Acting as a rebuttal witness to the defence, which wrapped up its case Thursday morning, Teresa Tatarin spoke about her connection to Snelson and, more specifically, his possession of her accessories.
“Is there any way you left a belt with Neil Snelson a week or two before the party,” Crown counsel Dione Pizzey, asked Tatarin.
“No,” she replied.
“Have you ever had a conversation with Mr. Snelson about a belt,” Pizzey asked.
“No,” she said.
He never returned a belt to her, Tatarin testified, as she wasn’t keen on them anyway.
“I don’t wear belts,” she said. “I don’t like them.”
More importantly, she couldn’t have left one with Snelson in the weeks before the party, as she was living and working in the Lower Mainland in 1993.
Although the return of a belt may seem like a benign element of a complicated case, news of its presence sparked Corp. Bill Parmar and now retired staff sergeant Dean Filipchuk’s attention when they first spoke to Snelson in 2009.
Filipchuk, at that time, had asked Snelson if there was any reason his DNA would be at the crime scene, and he said, “No, no, I don’t think so”
With more prodding, he spoke about two hook-ups—one that stopped at kissing, the other sex— and how he’d returned a belt to a friend in the early hours of Oct. 16, 1993.
It’s the same story he repeated when he took the stand in his own defence Wednesday.
A belt, it turned out, was found near Cusworth’s body Oct. 17, 1993.
Crown counsel Iain Currie contended during his cross-examination of Snelson on Wednesday, that it was mentioned as a way to cover off loose ends and explain away potential evidence against him.
“You took the belt and threw it out your passenger side window after you killed Jennifer Cusworth,” suggested Currie on Wednesday, indicating that there was no way for Snelson to know that his DNA wasn’t on the belt.
“You always knew the DNA was inside Jennifer Cusworth. You lied, you said you had sex at the party. You lied throughout your statement to Filipchuk and Parmar…when they asked you if you saw her that weekend. You lied when you said you didn’t recognize her or have sex with her.”

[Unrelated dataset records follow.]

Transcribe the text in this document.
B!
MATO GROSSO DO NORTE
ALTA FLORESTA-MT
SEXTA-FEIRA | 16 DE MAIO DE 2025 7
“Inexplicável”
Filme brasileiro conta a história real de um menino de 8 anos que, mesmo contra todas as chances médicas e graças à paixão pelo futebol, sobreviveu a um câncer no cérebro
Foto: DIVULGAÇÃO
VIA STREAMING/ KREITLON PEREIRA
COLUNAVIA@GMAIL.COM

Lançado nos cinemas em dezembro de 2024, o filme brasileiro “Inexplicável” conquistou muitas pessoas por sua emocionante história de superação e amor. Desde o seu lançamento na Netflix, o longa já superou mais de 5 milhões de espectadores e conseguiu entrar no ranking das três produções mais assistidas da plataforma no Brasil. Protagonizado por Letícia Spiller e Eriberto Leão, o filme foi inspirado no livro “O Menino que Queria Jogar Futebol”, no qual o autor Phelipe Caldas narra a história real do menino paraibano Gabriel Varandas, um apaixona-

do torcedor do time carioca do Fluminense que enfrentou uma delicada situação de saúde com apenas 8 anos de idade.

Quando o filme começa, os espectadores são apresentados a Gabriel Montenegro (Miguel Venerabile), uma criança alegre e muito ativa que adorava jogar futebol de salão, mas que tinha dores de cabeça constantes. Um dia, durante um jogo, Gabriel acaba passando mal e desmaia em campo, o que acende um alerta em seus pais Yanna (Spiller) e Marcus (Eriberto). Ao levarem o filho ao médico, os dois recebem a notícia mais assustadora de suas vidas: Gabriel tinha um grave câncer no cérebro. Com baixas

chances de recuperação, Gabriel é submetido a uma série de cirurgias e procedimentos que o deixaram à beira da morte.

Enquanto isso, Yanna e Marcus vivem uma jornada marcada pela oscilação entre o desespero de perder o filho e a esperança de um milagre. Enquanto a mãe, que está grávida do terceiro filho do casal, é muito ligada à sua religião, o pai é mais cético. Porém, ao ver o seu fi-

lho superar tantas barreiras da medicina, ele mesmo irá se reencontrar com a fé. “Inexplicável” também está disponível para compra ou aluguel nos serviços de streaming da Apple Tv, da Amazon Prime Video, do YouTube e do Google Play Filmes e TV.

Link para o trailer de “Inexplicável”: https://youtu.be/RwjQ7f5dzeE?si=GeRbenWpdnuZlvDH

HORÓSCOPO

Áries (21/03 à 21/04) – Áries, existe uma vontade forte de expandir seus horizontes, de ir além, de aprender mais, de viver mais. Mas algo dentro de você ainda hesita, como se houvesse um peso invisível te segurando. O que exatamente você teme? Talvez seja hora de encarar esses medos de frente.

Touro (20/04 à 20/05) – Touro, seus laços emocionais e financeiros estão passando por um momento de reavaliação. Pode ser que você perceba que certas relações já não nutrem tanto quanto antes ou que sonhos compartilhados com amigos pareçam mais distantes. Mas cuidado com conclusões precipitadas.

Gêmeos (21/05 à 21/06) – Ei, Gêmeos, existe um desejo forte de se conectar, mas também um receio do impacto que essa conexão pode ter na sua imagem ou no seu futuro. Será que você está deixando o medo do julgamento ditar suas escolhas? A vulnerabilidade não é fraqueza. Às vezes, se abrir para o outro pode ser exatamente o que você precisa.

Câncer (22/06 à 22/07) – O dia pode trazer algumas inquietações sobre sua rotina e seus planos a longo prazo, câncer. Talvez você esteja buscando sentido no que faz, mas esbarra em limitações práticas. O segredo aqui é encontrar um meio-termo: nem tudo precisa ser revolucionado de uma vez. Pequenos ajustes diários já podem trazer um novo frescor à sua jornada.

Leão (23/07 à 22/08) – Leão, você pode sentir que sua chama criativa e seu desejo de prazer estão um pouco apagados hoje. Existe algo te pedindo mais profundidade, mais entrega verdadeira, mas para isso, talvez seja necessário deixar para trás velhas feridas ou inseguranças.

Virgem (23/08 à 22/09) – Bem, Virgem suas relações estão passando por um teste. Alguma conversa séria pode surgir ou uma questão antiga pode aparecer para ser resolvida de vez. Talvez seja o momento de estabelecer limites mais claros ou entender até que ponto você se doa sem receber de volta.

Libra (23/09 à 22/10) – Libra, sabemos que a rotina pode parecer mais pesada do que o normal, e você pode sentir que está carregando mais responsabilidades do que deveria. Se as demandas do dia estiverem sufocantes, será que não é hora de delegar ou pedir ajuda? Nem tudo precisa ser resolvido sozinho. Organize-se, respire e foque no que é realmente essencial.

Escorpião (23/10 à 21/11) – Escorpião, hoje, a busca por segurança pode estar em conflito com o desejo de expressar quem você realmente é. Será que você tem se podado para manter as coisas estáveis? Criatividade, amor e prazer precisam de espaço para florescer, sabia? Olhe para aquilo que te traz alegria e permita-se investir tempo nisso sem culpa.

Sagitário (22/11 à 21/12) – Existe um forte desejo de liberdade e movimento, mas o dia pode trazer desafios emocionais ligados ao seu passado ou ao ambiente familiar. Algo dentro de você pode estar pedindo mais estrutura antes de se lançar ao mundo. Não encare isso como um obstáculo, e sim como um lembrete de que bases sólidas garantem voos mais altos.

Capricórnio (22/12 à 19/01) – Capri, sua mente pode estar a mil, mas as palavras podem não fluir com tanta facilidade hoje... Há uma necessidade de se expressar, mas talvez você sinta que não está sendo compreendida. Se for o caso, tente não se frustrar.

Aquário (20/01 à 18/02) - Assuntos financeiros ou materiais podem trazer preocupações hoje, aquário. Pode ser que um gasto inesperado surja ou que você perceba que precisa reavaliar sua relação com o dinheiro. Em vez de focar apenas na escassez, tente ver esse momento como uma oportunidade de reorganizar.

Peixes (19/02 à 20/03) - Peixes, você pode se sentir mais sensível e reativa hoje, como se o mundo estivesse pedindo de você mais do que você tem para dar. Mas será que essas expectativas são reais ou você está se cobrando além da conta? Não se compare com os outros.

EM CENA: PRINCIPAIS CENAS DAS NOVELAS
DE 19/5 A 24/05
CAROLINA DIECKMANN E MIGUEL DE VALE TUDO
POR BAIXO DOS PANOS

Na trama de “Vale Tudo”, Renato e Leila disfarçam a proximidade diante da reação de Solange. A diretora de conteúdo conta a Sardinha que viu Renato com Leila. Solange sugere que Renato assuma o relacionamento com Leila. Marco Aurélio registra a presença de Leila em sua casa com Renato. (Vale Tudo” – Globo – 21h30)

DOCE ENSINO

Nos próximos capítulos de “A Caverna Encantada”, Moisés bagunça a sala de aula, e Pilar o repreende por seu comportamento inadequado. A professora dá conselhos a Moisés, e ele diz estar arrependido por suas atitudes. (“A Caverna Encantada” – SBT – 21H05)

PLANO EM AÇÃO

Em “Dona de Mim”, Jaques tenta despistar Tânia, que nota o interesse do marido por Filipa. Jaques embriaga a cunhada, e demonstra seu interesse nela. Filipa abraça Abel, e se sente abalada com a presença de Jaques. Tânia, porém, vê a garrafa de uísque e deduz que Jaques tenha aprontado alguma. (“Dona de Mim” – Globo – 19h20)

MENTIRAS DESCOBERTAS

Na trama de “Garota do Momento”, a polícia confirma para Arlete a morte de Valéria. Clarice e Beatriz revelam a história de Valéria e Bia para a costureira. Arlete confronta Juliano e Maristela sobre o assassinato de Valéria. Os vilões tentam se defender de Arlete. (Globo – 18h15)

Snelson denied the assertion, explaining he didn’t know when he was first approached by Mounties if it was indeed Cusworth he’d had sex with.
He’s testified he suspected as much, but he didn’t know for sure.

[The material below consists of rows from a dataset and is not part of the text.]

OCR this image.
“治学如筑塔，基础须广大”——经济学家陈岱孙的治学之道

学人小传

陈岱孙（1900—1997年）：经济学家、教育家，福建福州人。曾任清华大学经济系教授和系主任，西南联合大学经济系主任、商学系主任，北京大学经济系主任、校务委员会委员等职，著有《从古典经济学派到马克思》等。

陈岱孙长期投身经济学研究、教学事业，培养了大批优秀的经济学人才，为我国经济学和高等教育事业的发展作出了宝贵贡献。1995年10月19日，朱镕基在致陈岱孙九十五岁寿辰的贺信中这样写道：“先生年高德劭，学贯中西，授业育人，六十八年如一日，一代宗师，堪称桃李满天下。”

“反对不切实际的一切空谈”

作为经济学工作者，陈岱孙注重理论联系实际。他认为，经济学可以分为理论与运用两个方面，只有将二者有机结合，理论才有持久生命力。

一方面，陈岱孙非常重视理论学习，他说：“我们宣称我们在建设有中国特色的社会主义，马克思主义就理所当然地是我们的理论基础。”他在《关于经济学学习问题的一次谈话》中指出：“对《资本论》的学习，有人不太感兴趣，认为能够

Defence lawyer Grant Gray didn’t allow the debunking of the belt-story to pass. Through pointed questions to the witness, he asked her if her memory may have been weakened by time and alcohol at the party.

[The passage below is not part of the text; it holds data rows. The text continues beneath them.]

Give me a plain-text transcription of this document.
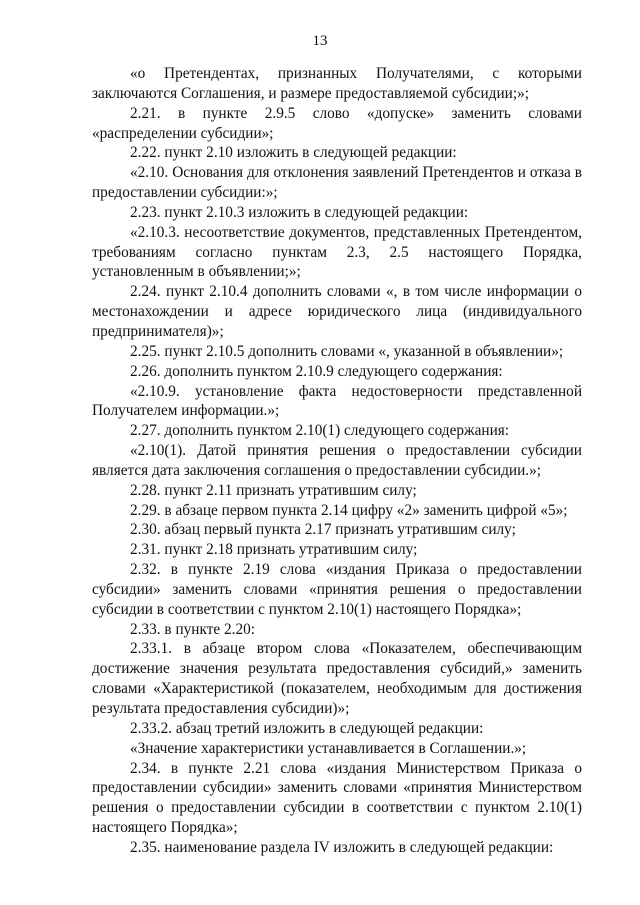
13

«о Претендентах, признанных Получателями, с которыми заключаются Соглашения, и размере предоставляемой субсидии;»;

2.21. в пункте 2.9.5 слово «допуске» заменить словами «распределении субсидии»;

2.22. пункт 2.10 изложить в следующей редакции:

«2.10. Основания для отклонения заявлений Претендентов и отказа в предоставлении субсидии:»;

2.23. пункт 2.10.3 изложить в следующей редакции:

«2.10.3. несоответствие документов, представленных Претендентом, требованиям согласно пунктам 2.3, 2.5 настоящего Порядка, установленным в объявлении;»;

2.24. пункт 2.10.4 дополнить словами «, в том числе информации о местонахождении и адресе юридического лица (индивидуального предпринимателя)»;

2.25. пункт 2.10.5 дополнить словами «, указанной в объявлении»;

2.26. дополнить пунктом 2.10.9 следующего содержания:

«2.10.9. установление факта недостоверности представленной Получателем информации.»;

2.27. дополнить пунктом 2.10(1) следующего содержания:

«2.10(1). Датой принятия решения о предоставлении субсидии является дата заключения соглашения о предоставлении субсидии.»;

2.28. пункт 2.11 признать утратившим силу;

2.29. в абзаце первом пункта 2.14 цифру «2» заменить цифрой «5»;

2.30. абзац первый пункта 2.17 признать утратившим силу;

2.31. пункт 2.18 признать утратившим силу;

2.32. в пункте 2.19 слова «издания Приказа о предоставлении субсидии» заменить словами «принятия решения о предоставлении субсидии в соответствии с пунктом 2.10(1) настоящего Порядка»;

2.33. в пункте 2.20:

2.33.1. в абзаце втором слова «Показателем, обеспечивающим достижение значения результата предоставления субсидий,» заменить словами «Характеристикой (показателем, необходимым для достижения результата предоставления субсидии)»;

2.33.2. абзац третий изложить в следующей редакции:

«Значение характеристики устанавливается в Соглашении.»;

2.34. в пункте 2.21 слова «издания Министерством Приказа о предоставлении субсидии» заменить словами «принятия Министерством решения о предоставлении субсидии в соответствии с пунктом 2.10(1) настоящего Порядка»;

2.35. наименование раздела IV изложить в следующей редакции:
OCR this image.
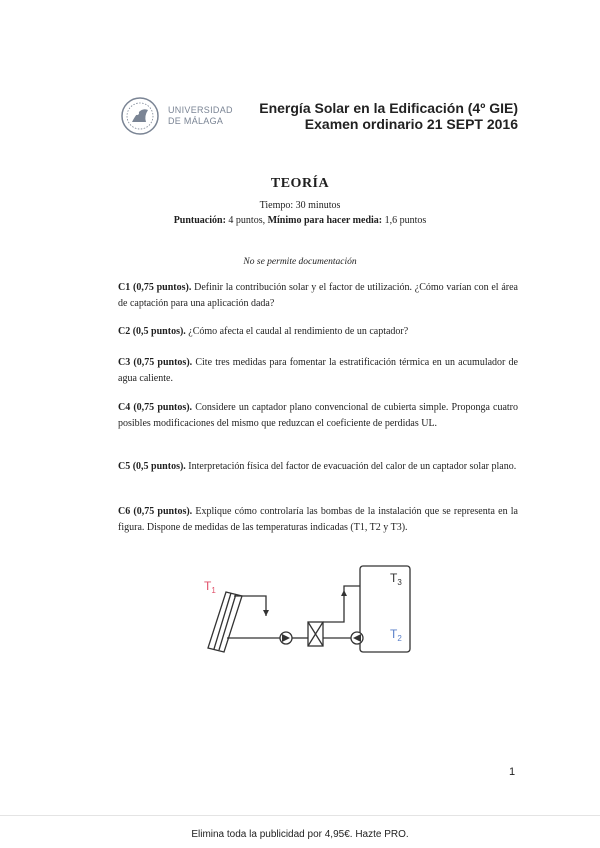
UNIVERSIDAD
DE MÁLAGA
Energía Solar en la Edificación (4º GIE)
Examen ordinario 21 SEPT 2016
TEORÍA
Tiempo: 30 minutos
Puntuación: 4 puntos, Mínimo para hacer media: 1,6 puntos
No se permite documentación
C1 (0,75 puntos). Definir la contribución solar y el factor de utilización. ¿Cómo varían con el área de captación para una aplicación dada?
C2 (0,5 puntos). ¿Cómo afecta el caudal al rendimiento de un captador?
C3 (0,75 puntos). Cite tres medidas para fomentar la estratificación térmica en un acumulador de agua caliente.
C4 (0,75 puntos). Considere un captador plano convencional de cubierta simple. Proponga cuatro posibles modificaciones del mismo que reduzcan el coeficiente de perdidas UL.
C5 (0,5 puntos). Interpretación física del factor de evacuación del calor de un captador solar plano.
C6 (0,75 puntos). Explique cómo controlaría las bombas de la instalación que se representa en la figura. Dispone de medidas de las temperaturas indicadas (T1, T2 y T3).
$T_1$
$T_3$
$T_2$
1
Elimina toda la publicidad por 4,95€. Hazte PRO.
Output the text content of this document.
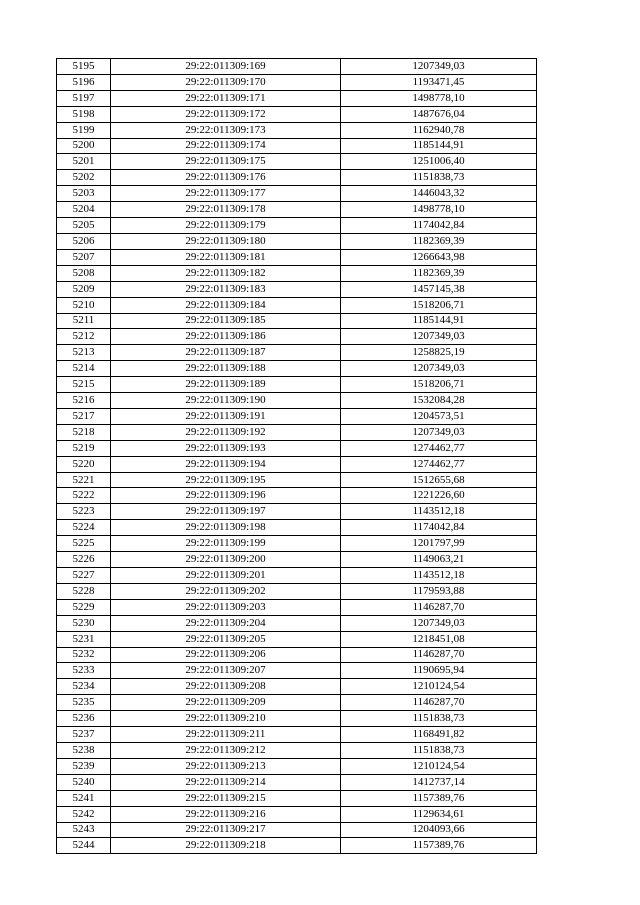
5195	29:22:011309:169	1207349,03
5196	29:22:011309:170	1193471,45
5197	29:22:011309:171	1498778,10
5198	29:22:011309:172	1487676,04
5199	29:22:011309:173	1162940,78
5200	29:22:011309:174	1185144,91
5201	29:22:011309:175	1251006,40
5202	29:22:011309:176	1151838,73
5203	29:22:011309:177	1446043,32
5204	29:22:011309:178	1498778,10
5205	29:22:011309:179	1174042,84
5206	29:22:011309:180	1182369,39
5207	29:22:011309:181	1266643,98
5208	29:22:011309:182	1182369,39
5209	29:22:011309:183	1457145,38
5210	29:22:011309:184	1518206,71
5211	29:22:011309:185	1185144,91
5212	29:22:011309:186	1207349,03
5213	29:22:011309:187	1258825,19
5214	29:22:011309:188	1207349,03
5215	29:22:011309:189	1518206,71
5216	29:22:011309:190	1532084,28
5217	29:22:011309:191	1204573,51
5218	29:22:011309:192	1207349,03
5219	29:22:011309:193	1274462,77
5220	29:22:011309:194	1274462,77
5221	29:22:011309:195	1512655,68
5222	29:22:011309:196	1221226,60
5223	29:22:011309:197	1143512,18
5224	29:22:011309:198	1174042,84
5225	29:22:011309:199	1201797,99
5226	29:22:011309:200	1149063,21
5227	29:22:011309:201	1143512,18
5228	29:22:011309:202	1179593,88
5229	29:22:011309:203	1146287,70
5230	29:22:011309:204	1207349,03
5231	29:22:011309:205	1218451,08
5232	29:22:011309:206	1146287,70
5233	29:22:011309:207	1190695,94
5234	29:22:011309:208	1210124,54
5235	29:22:011309:209	1146287,70
5236	29:22:011309:210	1151838,73
5237	29:22:011309:211	1168491,82
5238	29:22:011309:212	1151838,73
5239	29:22:011309:213	1210124,54
5240	29:22:011309:214	1412737,14
5241	29:22:011309:215	1157389,76
5242	29:22:011309:216	1129634,61
5243	29:22:011309:217	1204093,66
5244	29:22:011309:218	1157389,76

She admitted she couldn’t remember speaking with Snelson that night.
Defence and Crown will now plan their closing submissions in a courtcase that has captured the attention of the city, unlike many before it.
For the last week of proceedings, there were few empty seat in the courtroom as supporters of the Cusworth family, the Snelson family and just curious onlookers piled in.
Even a reporter from NBC Dateline has been sitting in, gathering information for a cold case special that will air sometime in the new year.
All that attention, however, is expected to come to an end in the week to come.
Closing arguments and directions to the jurors will be delivered Monday, and the 12 jurors will go into deliberations.